Submitted on September 7, 2007
Accepted on December 10, 2007
Dysregulation of Dopamine-dependent Mechanisms as a Determinant of Hypertension: Studies in Dopamine Receptor Knockout Mice
Chunyu Zeng1*, Ines Armando, Yingjin Luo, Gilbert M Eisner2, Robin A. Felder3, and Pedro A. Jose4
1 Cardiology, The Third Military Medical University, Daping Hospital, Department of Cardiology, Chongqing, 400042, China; , China
2 Department of Medicine, Georgetown University Medical Center, Washington, District of Columbia, United States
3 Department of Pathology, University of Virgina Medical Center, Charlottesville, Virginia, United States
4 Department of Pediatrics, Georgetown University Medical Center, Washington, District of Columbia, United States
* To whom correspondence should be addressed. E-mail: cyzeng1{at}hotmail.com.

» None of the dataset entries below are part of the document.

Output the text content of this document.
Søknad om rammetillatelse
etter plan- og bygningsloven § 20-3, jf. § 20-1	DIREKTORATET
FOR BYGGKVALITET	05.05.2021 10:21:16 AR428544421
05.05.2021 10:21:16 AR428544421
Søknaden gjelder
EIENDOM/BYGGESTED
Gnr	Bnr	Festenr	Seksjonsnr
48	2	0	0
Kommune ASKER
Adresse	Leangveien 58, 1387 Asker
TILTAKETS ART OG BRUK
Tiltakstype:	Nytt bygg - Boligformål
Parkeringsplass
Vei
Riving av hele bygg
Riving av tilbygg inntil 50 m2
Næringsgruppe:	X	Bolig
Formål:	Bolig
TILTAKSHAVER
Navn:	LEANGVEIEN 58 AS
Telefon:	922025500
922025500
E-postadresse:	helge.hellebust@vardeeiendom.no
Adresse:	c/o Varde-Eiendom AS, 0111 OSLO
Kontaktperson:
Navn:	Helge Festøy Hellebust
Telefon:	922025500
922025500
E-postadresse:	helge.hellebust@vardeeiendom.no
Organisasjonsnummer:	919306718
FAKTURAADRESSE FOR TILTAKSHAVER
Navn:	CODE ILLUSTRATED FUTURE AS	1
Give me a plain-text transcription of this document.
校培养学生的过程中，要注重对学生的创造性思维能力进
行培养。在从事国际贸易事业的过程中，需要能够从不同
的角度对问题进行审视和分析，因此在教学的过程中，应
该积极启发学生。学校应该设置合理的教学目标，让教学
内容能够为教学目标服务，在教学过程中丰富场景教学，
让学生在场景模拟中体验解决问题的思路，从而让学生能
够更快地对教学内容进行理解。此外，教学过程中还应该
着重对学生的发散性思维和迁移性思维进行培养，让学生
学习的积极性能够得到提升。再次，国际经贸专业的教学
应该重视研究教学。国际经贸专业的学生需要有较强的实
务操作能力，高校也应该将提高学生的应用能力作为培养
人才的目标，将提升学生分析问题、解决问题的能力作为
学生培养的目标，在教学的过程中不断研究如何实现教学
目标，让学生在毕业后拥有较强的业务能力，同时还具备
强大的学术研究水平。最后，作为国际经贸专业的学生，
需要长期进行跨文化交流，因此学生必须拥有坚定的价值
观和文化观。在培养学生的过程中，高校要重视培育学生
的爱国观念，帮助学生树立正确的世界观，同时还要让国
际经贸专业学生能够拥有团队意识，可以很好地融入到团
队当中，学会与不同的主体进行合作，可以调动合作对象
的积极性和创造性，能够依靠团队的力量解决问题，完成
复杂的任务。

Dopamine plays an important role in the pathogenesis of hypertension by regulating epithelial sodium transport and by interacting with vasoactive hormones/humoral factors, such as aldosterone, angiotensin, catecholamines, endothelin, oxytocin, prolactin pro-opiomelancortin, reactive oxygen species, renin, and vasopressin. Dopamine receptors are classified into D1-like (D1, D5) and D2-like (D2, D3, D4) subtypes based on their structure and pharmacology. In recent years, mice deficient in one or more of the five dopamine receptor subtypes have been generated, leading to a better understanding of the physiological role of each of the dopamine receptor subtypes. This review summarizes the results from studies of the various dopamine receptor mutant mice on the role of individual dopamine receptor subtypes and their interactions with other G protein-coupled receptors in the regulation of blood pressure.